What does it mean when the inside edge of the tire, all tires in this case, wear slightly faster than the center and out side edge? Thank you
How did you get Tesla to rotate your tires? Did you pay them or did they consider it part of included service?
 
The early rotation mentioned by SomeJoe777 is the most important one as it sets up the tires for even wear later in life.

Very interesting... I've never heard that before. My first set was pathetic and my second set is about 10k in (already rotated once) and not tracking to be much better. I'll try that "top tip" when I go for set number three. Any explanation for why that would be the case though??
 
Very interesting... I've never heard that before. My first set was pathetic and my second set is about 10k in (already rotated once) and not tracking to be much better.

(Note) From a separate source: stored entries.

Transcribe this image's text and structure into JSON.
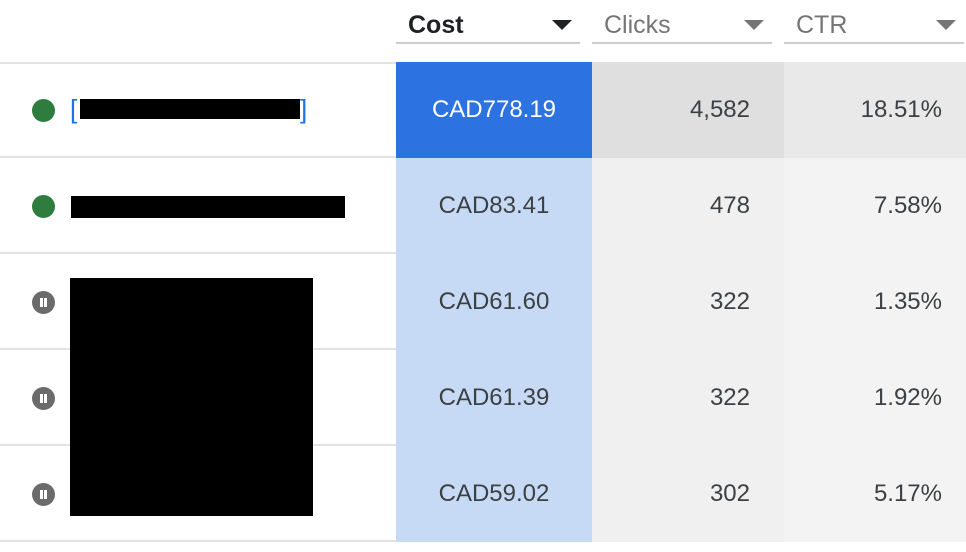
{
  "columns": {
    "cost": "Cost",
    "clicks": "Clicks",
    "ctr": "CTR"
  },
  "rows": [
    {
      "status": "enabled",
      "cost": "CAD778.19",
      "clicks": "4,582",
      "ctr": "18.51%"
    },
    {
      "status": "enabled",
      "cost": "CAD83.41",
      "clicks": "478",
      "ctr": "7.58%"
    },
    {
      "status": "paused",
      "cost": "CAD61.60",
      "clicks": "322",
      "ctr": "1.35%"
    },
    {
      "status": "paused",
      "cost": "CAD61.39",
      "clicks": "322",
      "ctr": "1.92%"
    },
    {
      "status": "paused",
      "cost": "CAD59.02",
      "clicks": "302",
      "ctr": "5.17%"
    }
  ],
  "colors": {
    "active_cost": "#2c72e0",
    "cost_column": "#c6daf5",
    "enabled_status": "#2e7d3e",
    "paused_status": "#6b6b6b"
  },
  "icons": {
    "enabled": "green-dot-icon",
    "paused": "pause-circle-icon",
    "sort": "caret-down-icon"
  }
}
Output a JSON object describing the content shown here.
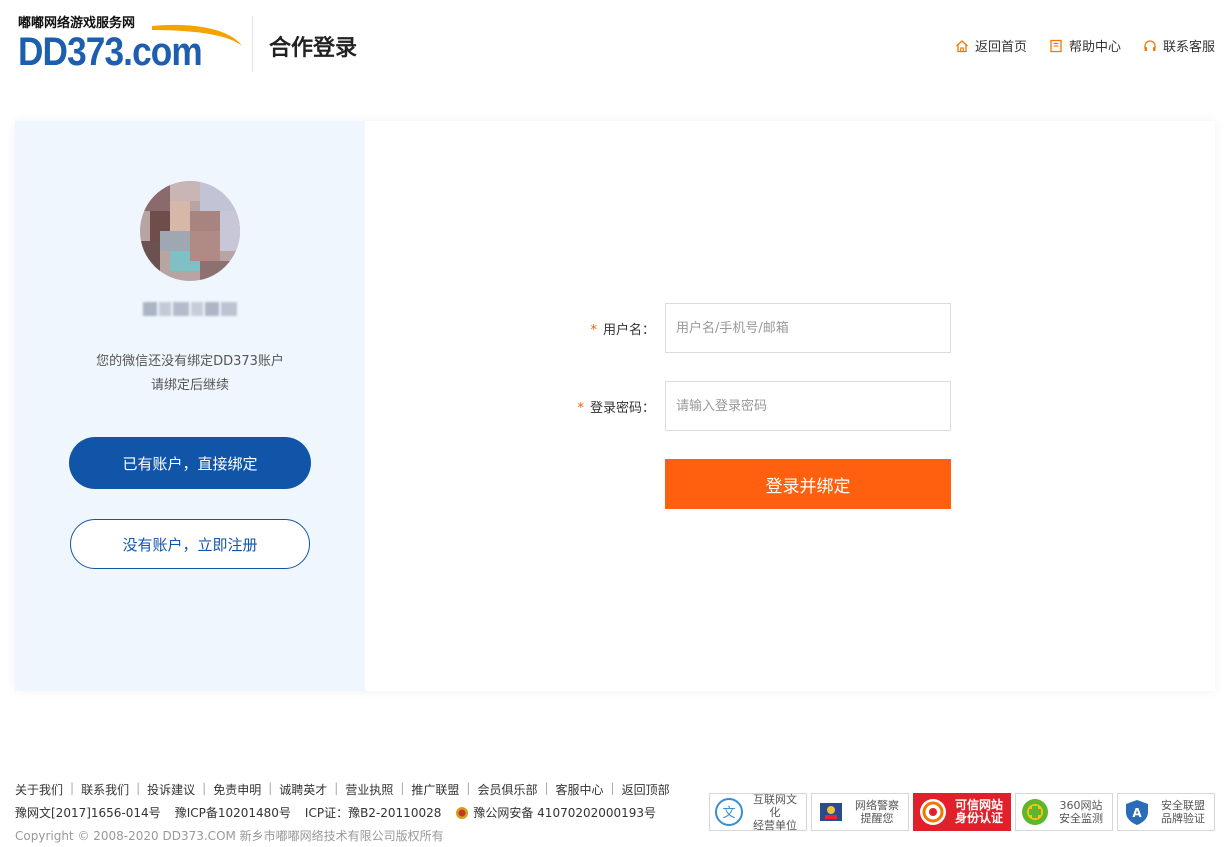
{
  "header": {
    "logo_tagline": "嘟嘟网络游戏服务网",
    "logo_text": "DD373.com",
    "page_title": "合作登录",
    "nav": [
      {
        "label": "返回首页",
        "icon": "home-icon"
      },
      {
        "label": "帮助中心",
        "icon": "help-book-icon"
      },
      {
        "label": "联系客服",
        "icon": "headset-icon"
      }
    ]
  },
  "left_panel": {
    "message_line1": "您的微信还没有绑定DD373账户",
    "message_line2": "请绑定后继续",
    "bind_button": "已有账户，直接绑定",
    "register_button": "没有账户，立即注册"
  },
  "form": {
    "username_label": "用户名：",
    "username_placeholder": "用户名/手机号/邮箱",
    "password_label": "登录密码：",
    "password_placeholder": "请输入登录密码",
    "submit_button": "登录并绑定",
    "required_mark": "*"
  },
  "footer": {
    "links": [
      "关于我们",
      "联系我们",
      "投诉建议",
      "免责申明",
      "诚聘英才",
      "营业执照",
      "推广联盟",
      "会员俱乐部",
      "客服中心",
      "返回顶部"
    ],
    "reg1": "豫网文[2017]1656-014号",
    "reg2": "豫ICP备10201480号",
    "reg3": "ICP证：豫B2-20110028",
    "reg4": "豫公网安备 41070202000193号",
    "copyright": "Copyright © 2008-2020 DD373.COM 新乡市嘟嘟网络技术有限公司版权所有",
    "badges": [
      {
        "line1": "互联网文化",
        "line2": "经营单位",
        "icon": "culture-badge-icon"
      },
      {
        "line1": "网络警察",
        "line2": "提醒您",
        "icon": "police-badge-icon"
      },
      {
        "line1": "可信网站",
        "line2": "身份认证",
        "icon": "trusted-site-icon"
      },
      {
        "line1": "360网站",
        "line2": "安全监测",
        "icon": "360-safe-icon"
      },
      {
        "line1": "安全联盟",
        "line2": "品牌验证",
        "icon": "security-alliance-icon"
      }
    ]
  },
  "colors": {
    "brand_blue": "#1155a8",
    "accent_orange": "#ff6010",
    "panel_bg": "#f0f6fd"
  }
}
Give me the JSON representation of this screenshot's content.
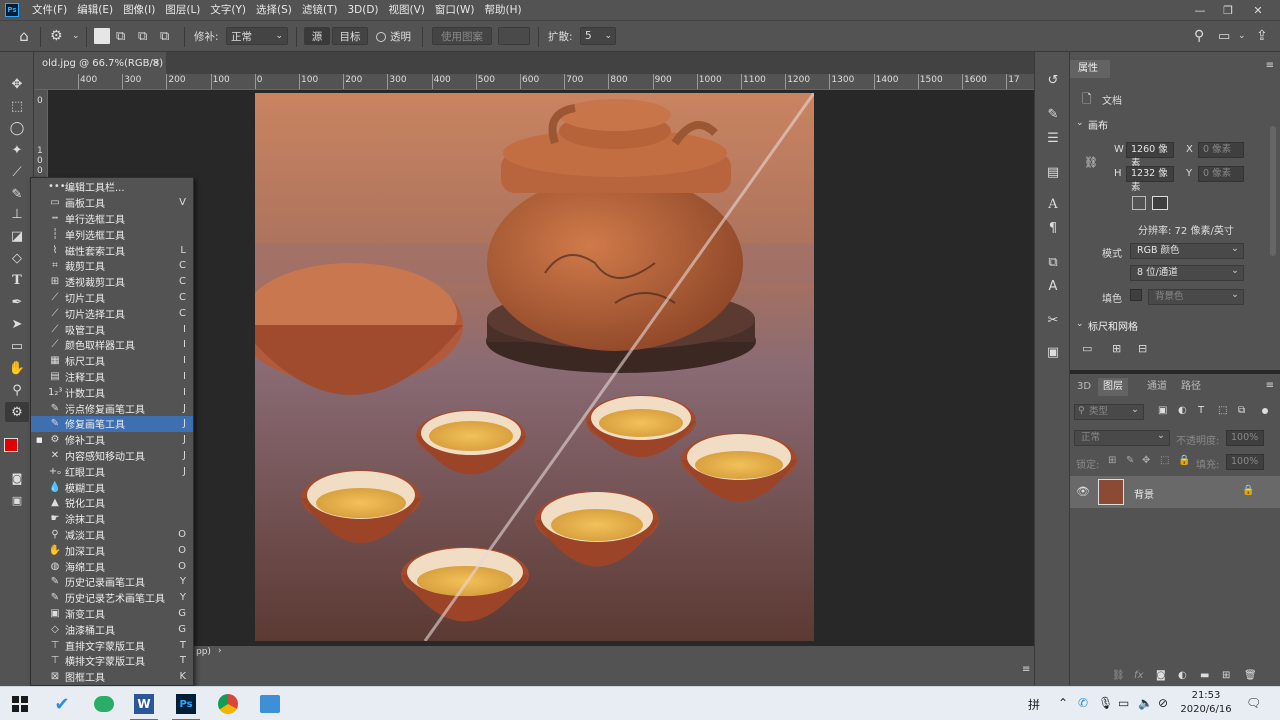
{
  "menubar": {
    "logo": "Ps",
    "items": [
      "文件(F)",
      "编辑(E)",
      "图像(I)",
      "图层(L)",
      "文字(Y)",
      "选择(S)",
      "滤镜(T)",
      "3D(D)",
      "视图(V)",
      "窗口(W)",
      "帮助(H)"
    ]
  },
  "options": {
    "patch_label": "修补:",
    "patch_mode": "正常",
    "source_label": "源",
    "target_label": "目标",
    "transparent_label": "透明",
    "use_pattern_label": "使用图案",
    "diffusion_label": "扩散:",
    "diffusion_value": "5"
  },
  "document": {
    "tab_title": "old.jpg @ 66.7%(RGB/8)",
    "zoom_status": "pp)"
  },
  "ruler": {
    "h_labels": [
      "400",
      "300",
      "200",
      "100",
      "0",
      "100",
      "200",
      "300",
      "400",
      "500",
      "600",
      "700",
      "800",
      "900",
      "1000",
      "1100",
      "1200",
      "1300",
      "1400",
      "1500",
      "1600",
      "17"
    ],
    "v_labels": [
      "0",
      "1",
      "0",
      "0"
    ]
  },
  "tool_flyout": {
    "items": [
      {
        "label": "编辑工具栏...",
        "key": "",
        "icon": "•••"
      },
      {
        "label": "画板工具",
        "key": "V",
        "icon": "▭"
      },
      {
        "label": "单行选框工具",
        "key": "",
        "icon": "┅"
      },
      {
        "label": "单列选框工具",
        "key": "",
        "icon": "┆"
      },
      {
        "label": "磁性套索工具",
        "key": "L",
        "icon": "⌇"
      },
      {
        "label": "裁剪工具",
        "key": "C",
        "icon": "⌗"
      },
      {
        "label": "透视裁剪工具",
        "key": "C",
        "icon": "⊞"
      },
      {
        "label": "切片工具",
        "key": "C",
        "icon": "⟋"
      },
      {
        "label": "切片选择工具",
        "key": "C",
        "icon": "⟋"
      },
      {
        "label": "吸管工具",
        "key": "I",
        "icon": "⟋"
      },
      {
        "label": "颜色取样器工具",
        "key": "I",
        "icon": "⟋"
      },
      {
        "label": "标尺工具",
        "key": "I",
        "icon": "▦"
      },
      {
        "label": "注释工具",
        "key": "I",
        "icon": "▤"
      },
      {
        "label": "计数工具",
        "key": "I",
        "icon": "1₂³"
      },
      {
        "label": "污点修复画笔工具",
        "key": "J",
        "icon": "✎"
      },
      {
        "label": "修复画笔工具",
        "key": "J",
        "icon": "✎"
      },
      {
        "label": "修补工具",
        "key": "J",
        "icon": "⚙"
      },
      {
        "label": "内容感知移动工具",
        "key": "J",
        "icon": "✕"
      },
      {
        "label": "红眼工具",
        "key": "J",
        "icon": "+ₒ"
      },
      {
        "label": "模糊工具",
        "key": "",
        "icon": "💧"
      },
      {
        "label": "锐化工具",
        "key": "",
        "icon": "▲"
      },
      {
        "label": "涂抹工具",
        "key": "",
        "icon": "☛"
      },
      {
        "label": "减淡工具",
        "key": "O",
        "icon": "⚲"
      },
      {
        "label": "加深工具",
        "key": "O",
        "icon": "✋"
      },
      {
        "label": "海绵工具",
        "key": "O",
        "icon": "◍"
      },
      {
        "label": "历史记录画笔工具",
        "key": "Y",
        "icon": "✎"
      },
      {
        "label": "历史记录艺术画笔工具",
        "key": "Y",
        "icon": "✎"
      },
      {
        "label": "渐变工具",
        "key": "G",
        "icon": "▣"
      },
      {
        "label": "油漆桶工具",
        "key": "G",
        "icon": "◇"
      },
      {
        "label": "直排文字蒙版工具",
        "key": "T",
        "icon": "⊤"
      },
      {
        "label": "横排文字蒙版工具",
        "key": "T",
        "icon": "⊤"
      },
      {
        "label": "图框工具",
        "key": "K",
        "icon": "⊠"
      }
    ]
  },
  "properties": {
    "panel_title": "属性",
    "doc_label": "文档",
    "canvas_section": "画布",
    "w_label": "W",
    "w_value": "1260 像素",
    "h_label": "H",
    "h_value": "1232 像素",
    "x_label": "X",
    "x_placeholder": "0 像素",
    "y_label": "Y",
    "y_placeholder": "0 像素",
    "resolution": "分辨率: 72 像素/英寸",
    "mode_label": "模式",
    "mode_value": "RGB 颜色",
    "depth_value": "8 位/通道",
    "fill_label": "填色",
    "fill_value": "背景色",
    "rulers_section": "标尺和网格"
  },
  "layers": {
    "tabs": [
      "3D",
      "图层",
      "通道",
      "路径"
    ],
    "active_tab": "图层",
    "filter_label": "类型",
    "blend_mode": "正常",
    "opacity_label": "不透明度:",
    "opacity_value": "100%",
    "lock_label": "锁定:",
    "fill_label": "填充:",
    "fill_value": "100%",
    "layer_name": "背景"
  },
  "taskbar": {
    "ime": "拼",
    "time": "21:53",
    "date": "2020/6/16"
  }
}
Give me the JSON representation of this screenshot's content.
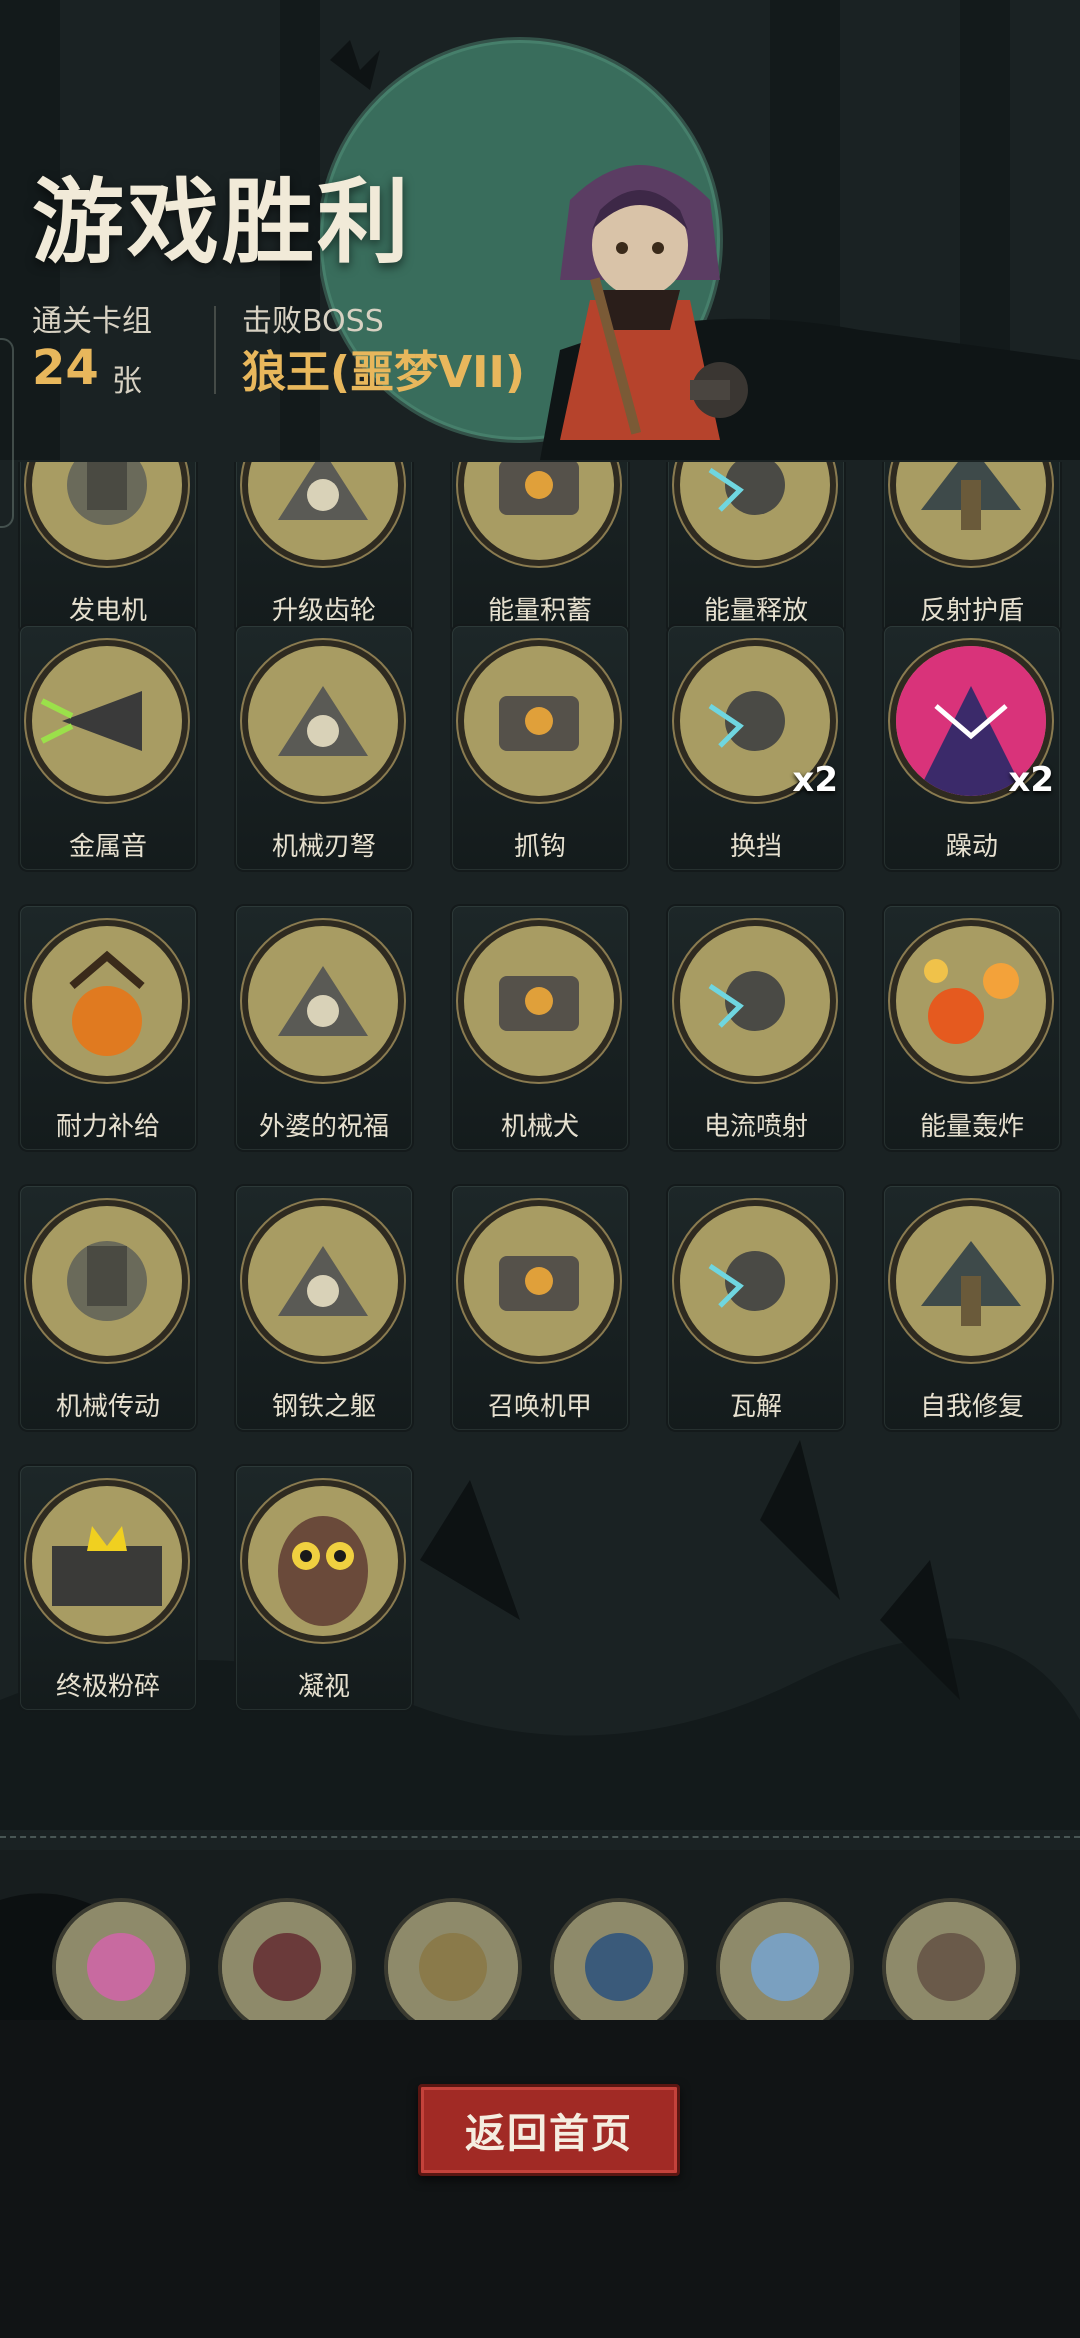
{
  "header": {
    "title": "游戏胜利",
    "deck_label": "通关卡组",
    "deck_count": "24",
    "deck_unit": "张",
    "boss_label": "击败BOSS",
    "boss_name": "狼王(噩梦VII)"
  },
  "cards": [
    {
      "name": "发电机",
      "icon": "generator-icon"
    },
    {
      "name": "升级齿轮",
      "icon": "upgrade-gear-icon"
    },
    {
      "name": "能量积蓄",
      "icon": "energy-charge-icon"
    },
    {
      "name": "能量释放",
      "icon": "energy-release-icon"
    },
    {
      "name": "反射护盾",
      "icon": "reflect-shield-icon"
    },
    {
      "name": "金属音",
      "icon": "metal-horn-icon"
    },
    {
      "name": "机械刃弩",
      "icon": "mech-blade-crossbow-icon"
    },
    {
      "name": "抓钩",
      "icon": "grappling-hook-icon"
    },
    {
      "name": "换挡",
      "icon": "gear-shift-icon",
      "mult": "x2"
    },
    {
      "name": "躁动",
      "icon": "restless-icon",
      "mult": "x2"
    },
    {
      "name": "耐力补给",
      "icon": "stamina-supply-icon"
    },
    {
      "name": "外婆的祝福",
      "icon": "grandma-blessing-icon"
    },
    {
      "name": "机械犬",
      "icon": "mech-dog-icon"
    },
    {
      "name": "电流喷射",
      "icon": "current-jet-icon"
    },
    {
      "name": "能量轰炸",
      "icon": "energy-bombard-icon"
    },
    {
      "name": "机械传动",
      "icon": "mech-transmission-icon"
    },
    {
      "name": "钢铁之躯",
      "icon": "steel-body-icon"
    },
    {
      "name": "召唤机甲",
      "icon": "summon-mech-icon"
    },
    {
      "name": "瓦解",
      "icon": "disintegrate-icon"
    },
    {
      "name": "自我修复",
      "icon": "self-repair-icon"
    },
    {
      "name": "终极粉碎",
      "icon": "ultimate-crush-icon"
    },
    {
      "name": "凝视",
      "icon": "gaze-owl-icon"
    }
  ],
  "relics": [
    {
      "icon": "tentacle-relic-icon"
    },
    {
      "icon": "skull-card-relic-icon"
    },
    {
      "icon": "hourglass-relic-icon"
    },
    {
      "icon": "spellbook-relic-icon"
    },
    {
      "icon": "magnifier-relic-icon"
    },
    {
      "icon": "statue-relic-icon"
    }
  ],
  "footer": {
    "return_label": "返回首页"
  },
  "colors": {
    "accent": "#e8b75c",
    "button_red": "#a12a25",
    "card_art_bg": "#a89c63",
    "moon": "#3f7a66"
  }
}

I'll try that "top tip" when I go for set number three. Any explanation for why that would be the case though??
Without inspecting the tires, it's hard to say anything more than generalities that other Tesla owners have found. In particular, alignment on the early cars was very bad and some alignment machines at Tesla Service Centres had the wrong specs loaded (by the alignment vendor). On the rear, toe-out is a killer.

Note that the early rotation is most effective on non-D cars, because the idea is to give every tire a turn on the drive axle so that an even wear pattern will be set up. I see that I didn't express myself as well as I could have. Sorry about that. The early rotation is the most important "rotation". Not the most important factor in tire wear. Low pressure, poor alignment, and aggressive driving are the top causes of poor tire wear. That said in some cases where I've followed tire life on multiple vehicles, early rotation added 30-50% to the overall life because the vehicles I studied had a tendency to develop odd wear as miles accumulated. I haven't participated in any studies on Teslas, so I wouldn't expect a big gain as the other factors are going to be more important.

What you are trying to accomplish with any rotation scheme is to get all the tires to wear out at the same time so that you can replace them as a set (doesn't apply to staggered setups). Tires are a lot like wallpaper--if you don't get them from the same batch, they are likely not to match up well. My opinion is that a lot of tire rotation recommendations are to hide poor alignment design.